Politique

Sénégal : les instances du PDS remaniées au profit de Karim Wade

Karim Wade, le fils de l’ancien président sénégalais, est le candidat du Parti démocratique sénégalais (PDS) à la présidentielle de 2019. © AFP

Toujours en exil au Qatar, le fils de l'ancien président sénégalais Abdoulaye Wade va occuper un poste clé au sein du Parti démocratique sénégalais (PDS, opposition) dirigé par son père, qui a écarté Oumar Sarr de la direction du parti.

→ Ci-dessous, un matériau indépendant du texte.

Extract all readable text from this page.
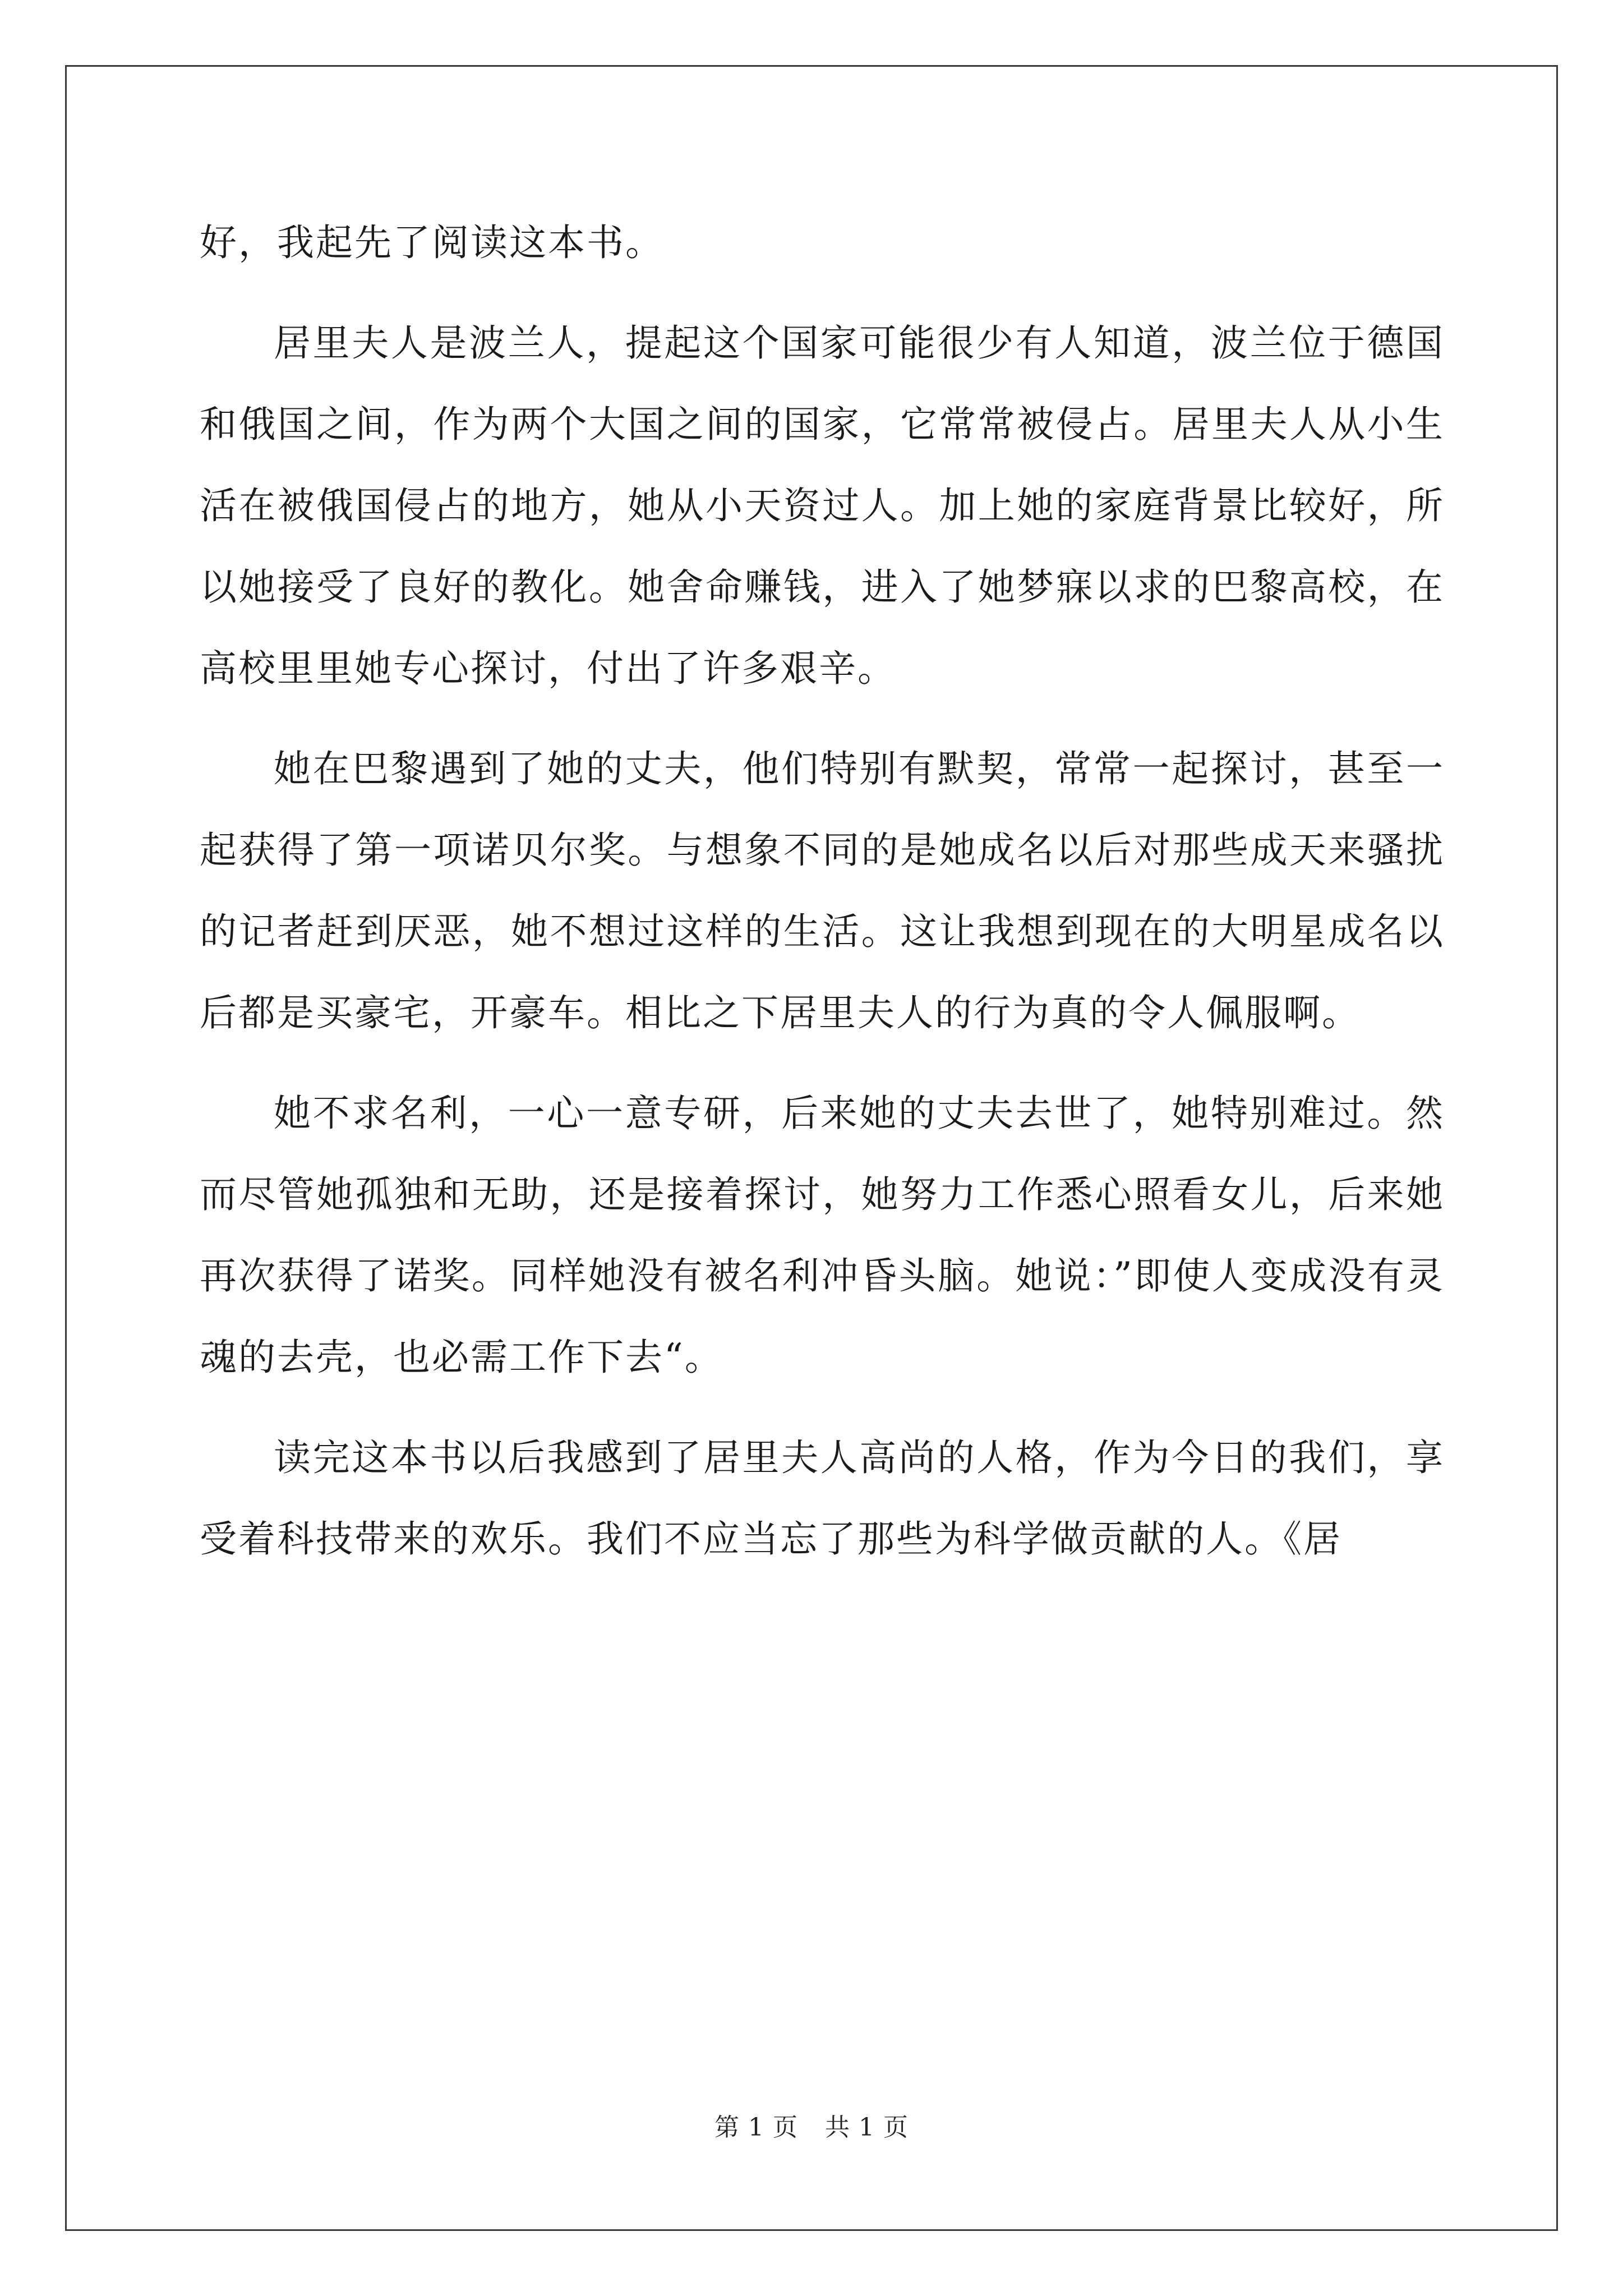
好，我起先了阅读这本书。

居里夫人是波兰人，提起这个国家可能很少有人知道，波兰位于德国和俄国之间，作为两个大国之间的国家，它常常被侵占。居里夫人从小生活在被俄国侵占的地方，她从小天资过人。加上她的家庭背景比较好，所以她接受了良好的教化。她舍命赚钱，进入了她梦寐以求的巴黎高校，在高校里里她专心探讨，付出了许多艰辛。

她在巴黎遇到了她的丈夫，他们特别有默契，常常一起探讨，甚至一起获得了第一项诺贝尔奖。与想象不同的是她成名以后对那些成天来骚扰的记者赶到厌恶，她不想过这样的生活。这让我想到现在的大明星成名以后都是买豪宅，开豪车。相比之下居里夫人的行为真的令人佩服啊。

她不求名利，一心一意专研，后来她的丈夫去世了，她特别难过。然而尽管她孤独和无助，还是接着探讨，她努力工作悉心照看女儿，后来她再次获得了诺奖。同样她没有被名利冲昏头脑。她说：”即使人变成没有灵魂的去壳，也必需工作下去“。

读完这本书以后我感到了居里夫人高尚的人格，作为今日的我们，享受着科技带来的欢乐。我们不应当忘了那些为科学做贡献的人。《居

第 1 页 共 1 页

Karim Wade, 58 ans, a été désigné secrétaire général adjoint du PDS « chargé de l’organisation, de la modernisation et de l’élaboration des stratégies politiques » du parti, indique le communiqué du PDS publié dans la soirée du 9 août et signé de son secrétaire général national, Abdoulaye Wade.

En procédant à une refonte de la direction du PDS, l’ex-président sénégalais, âgé de 93 ans, a promu son fils et ses proches. Mais il en a également profité pour écarter des personnalités considérées comme dissidentes.

Oumar Sarr écarté

C’est en particulier le cas de l’ex-numéro deux du PDS, Oumar Sarr, qui ne fait plus partie de la direction du parti, ce poste étant désormais occupé par Bara Gaye, considéré comme un très proche de Karim Wade. Après la réélection du chef de l’État Macky Sall en février, Oumar Sarr avait accepté de participer à un « dialogue national », rejeté par Abdoulaye Wade.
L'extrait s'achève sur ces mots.